The lift was open behind them. Oliver grabbed Noah by the collar of his white jacket, twisted him round and practically kicked him into the lift.
‘What …?’ Noah seemed speechless. ‘What did I say?’
‘You might be nearing the end of your surgical training,’ Oliver snapped. ‘But you sure aren’t at the end of your training to be a decent doctor. You need to learn some people skills, fast. I assume you did a term in family medicine during your general training, but whether you did or not, you’re about to do another. And another after that if you still don’t get it. I want you hands-on, treating people at the coal face, before you’re ever in charge of patients in a surgical setting.’
‘You don’t have that authority.’ The young doctor even had the temerity to sound smug.
‘You can believe that,’ Oliver growled. ‘You’re welcome—for all the good it’ll do you. Now get out of here while I see if I can fix the mess you’ve made.’
‘I haven’t made a mess.’
‘Oh, yes, you have,’ Oliver snapped, hitting the ‘Close’ button on the lift with as much force as he’d like to use on Noah. ‘And you’ve messed with someone who spends her life trying to fix messes. Get out of my sight.’
The lift closed. Oliver turned back to Em. She hadn’t moved. She was still slumped on the wall, her face devoid of colour. A couple of tears were tracking down her face.
‘It’s okay,’ she managed. ‘Oliver, it’s okay. He’s just saying it like it is.’
‘He has no right to say anything at all,’ Oliver snapped, and he couldn’t help himself. She was so bereft. She was so gutted.
She was … his wife?
She wasn’t. Their long separation to all intents and purposes constituted a divorce, but right now that was irrelevant.
His Em was in trouble. His Em.
He walked forward and took her into his arms.
She shouldn’t let him hold her. She had no right to be in his arms.
She had no right to want to be in his arms.
Besides, his words had upset her as much as Noah’s had. His implication that she could replace Gretta …
But she knew this man. She’d figured it out—the hurt he’d gone through as a kid, the rejection, the knowledge that he’d been replaced by his adoptive parents’ ‘real’ son.
Noah was just plain insensitive. He was arrogant and intelligent but he was lacking emotional depth. Oliver’s comments came from a deep, long-ago hurt that had never been resolved.

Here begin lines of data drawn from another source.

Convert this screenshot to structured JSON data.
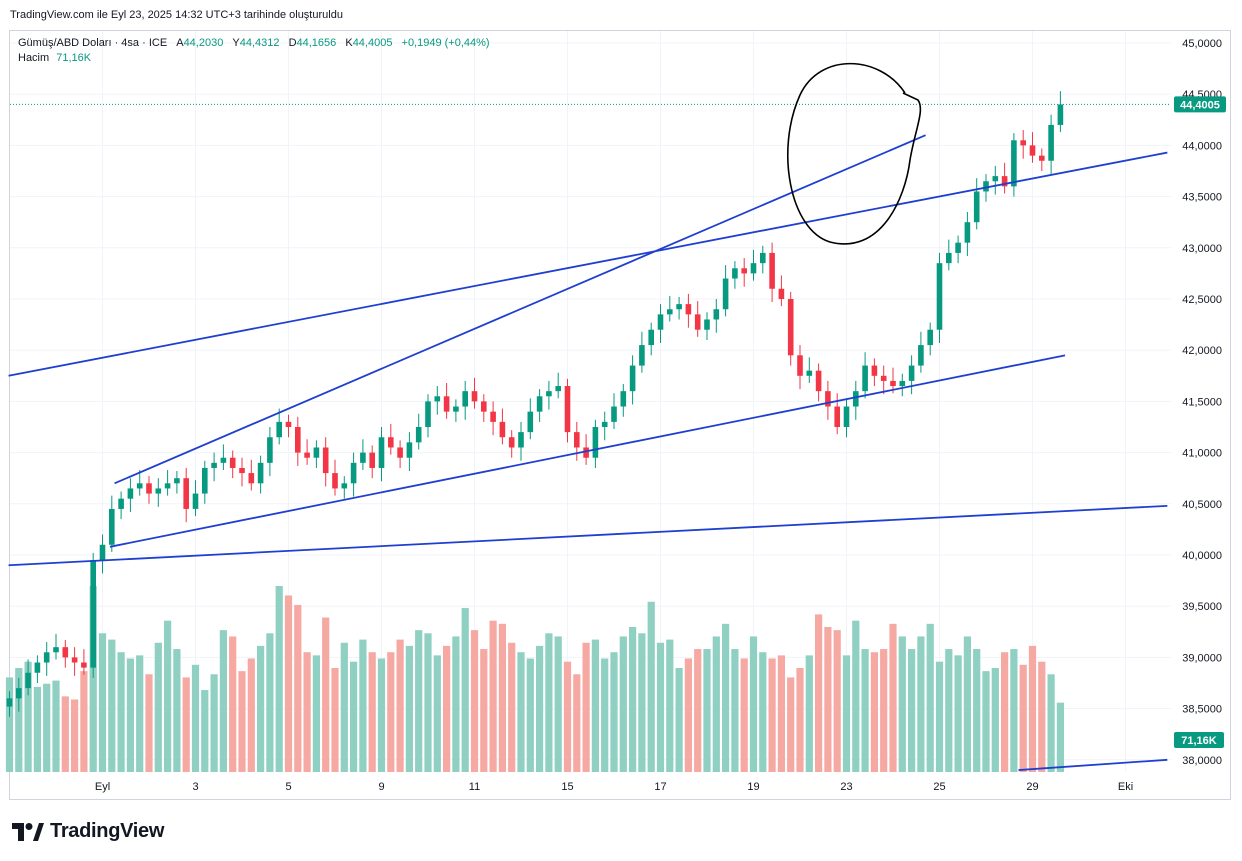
{
  "caption": "TradingView.com ile Eyl 23, 2025 14:32 UTC+3 tarihinde oluşturuldu",
  "legend": {
    "symbol": "Gümüş/ABD Doları · 4sa · ICE",
    "o_label": "A",
    "o_value": "44,2030",
    "h_label": "Y",
    "h_value": "44,4312",
    "l_label": "D",
    "l_value": "44,1656",
    "c_label": "K",
    "c_value": "44,4005",
    "change": "+0,1949 (+0,44%)",
    "volume_label": "Hacim",
    "volume_value": "71,16K"
  },
  "brand": {
    "name": "TradingView",
    "logo": "tradingview-logo-icon"
  },
  "colors": {
    "up": "#089981",
    "down": "#f23645",
    "vol_up": "#8fd0c3",
    "vol_down": "#f6a9a3",
    "trendline": "#1e3fd0",
    "channel": "#2962ff",
    "zone": "#fffdf0",
    "annotation": "#000000"
  },
  "chart_data": {
    "type": "candlestick",
    "symbol": "Gümüş/ABD Doları",
    "interval": "4sa",
    "y_ticks": [
      "45,0000",
      "44,5000",
      "44,0000",
      "43,5000",
      "43,0000",
      "42,5000",
      "42,0000",
      "41,5000",
      "41,0000",
      "40,5000",
      "40,0000",
      "39,5000",
      "39,0000",
      "38,5000",
      "38,0000"
    ],
    "ylim": [
      37.9,
      45.25
    ],
    "x_ticks": [
      {
        "label": "Eyl",
        "index": 10
      },
      {
        "label": "3",
        "index": 20
      },
      {
        "label": "5",
        "index": 30
      },
      {
        "label": "9",
        "index": 40
      },
      {
        "label": "11",
        "index": 50
      },
      {
        "label": "15",
        "index": 60
      },
      {
        "label": "17",
        "index": 70
      },
      {
        "label": "19",
        "index": 80
      },
      {
        "label": "23",
        "index": 90
      },
      {
        "label": "25",
        "index": 100
      },
      {
        "label": "29",
        "index": 110
      },
      {
        "label": "Eki",
        "index": 120
      }
    ],
    "x_range": [
      -0.8,
      124.5
    ],
    "last_price": "44,4005",
    "last_value": 44.4005,
    "last_volume": "71,16K",
    "closes": [
      38.6,
      38.7,
      38.85,
      38.95,
      39.05,
      39.1,
      39.0,
      38.95,
      38.9,
      39.95,
      40.1,
      40.45,
      40.55,
      40.65,
      40.7,
      40.6,
      40.65,
      40.7,
      40.75,
      40.45,
      40.6,
      40.85,
      40.9,
      40.95,
      40.85,
      40.8,
      40.7,
      40.9,
      41.15,
      41.3,
      41.25,
      41.0,
      40.95,
      41.05,
      40.8,
      40.65,
      40.7,
      40.9,
      41.0,
      40.85,
      41.15,
      41.05,
      40.95,
      41.1,
      41.25,
      41.5,
      41.55,
      41.4,
      41.45,
      41.6,
      41.5,
      41.4,
      41.3,
      41.15,
      41.05,
      41.2,
      41.4,
      41.55,
      41.6,
      41.65,
      41.2,
      41.05,
      40.95,
      41.25,
      41.3,
      41.45,
      41.6,
      41.85,
      42.05,
      42.2,
      42.35,
      42.4,
      42.45,
      42.35,
      42.2,
      42.3,
      42.4,
      42.7,
      42.8,
      42.75,
      42.85,
      42.95,
      42.6,
      42.5,
      41.95,
      41.75,
      41.8,
      41.6,
      41.45,
      41.25,
      41.45,
      41.6,
      41.85,
      41.75,
      41.7,
      41.65,
      41.7,
      41.85,
      42.05,
      42.2,
      42.85,
      42.95,
      43.05,
      43.25,
      43.55,
      43.65,
      43.7,
      43.6,
      44.05,
      44.0,
      43.9,
      43.85,
      44.2,
      44.4
    ],
    "volumes": [
      30,
      33,
      35,
      27,
      28,
      29,
      24,
      23,
      32,
      59,
      44,
      42,
      38,
      36,
      37,
      31,
      41,
      48,
      39,
      30,
      34,
      26,
      31,
      45,
      43,
      32,
      36,
      40,
      44,
      59,
      56,
      53,
      38,
      37,
      49,
      33,
      41,
      35,
      42,
      38,
      36,
      38,
      42,
      40,
      45,
      44,
      37,
      40,
      43,
      52,
      45,
      39,
      48,
      47,
      41,
      38,
      36,
      40,
      44,
      43,
      35,
      31,
      41,
      42,
      36,
      38,
      43,
      46,
      44,
      54,
      41,
      42,
      33,
      36,
      39,
      39,
      43,
      47,
      39,
      36,
      43,
      38,
      36,
      37,
      30,
      33,
      37,
      50,
      46,
      45,
      37,
      48,
      39,
      38,
      39,
      47,
      43,
      39,
      43,
      47,
      35,
      39,
      37,
      43,
      39,
      32,
      33,
      38,
      39,
      34,
      40,
      35,
      31,
      22
    ]
  }
}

And even if it hadn’t, she thought helplessly, even if he was as insensitive as Noah, even if she shouldn’t have anything to do with him, for now she wanted to be here.
To be held. By her husband.
For he still felt like her husband. They’d been married for five years. They’d lain in each other’s arms for five years.
For five years she’d thought she had the perfect marriage.
But she hadn’t. Of course she hadn’t. There had been ghosts she’d been unable to expunge, and those ghosts were with him still. He couldn’t see …
Stop thinking, she told herself fiercely, almost desperately. Stop thinking and just be. Just let his arms hold me. Just feel his heart beat against mine. Just pretend …
‘Em, I’m sorry,’ he whispered into her hair.
‘For?’
‘For what I said. Even before Noah, you were hurt. I can’t begin to think how I could have said such a thing.’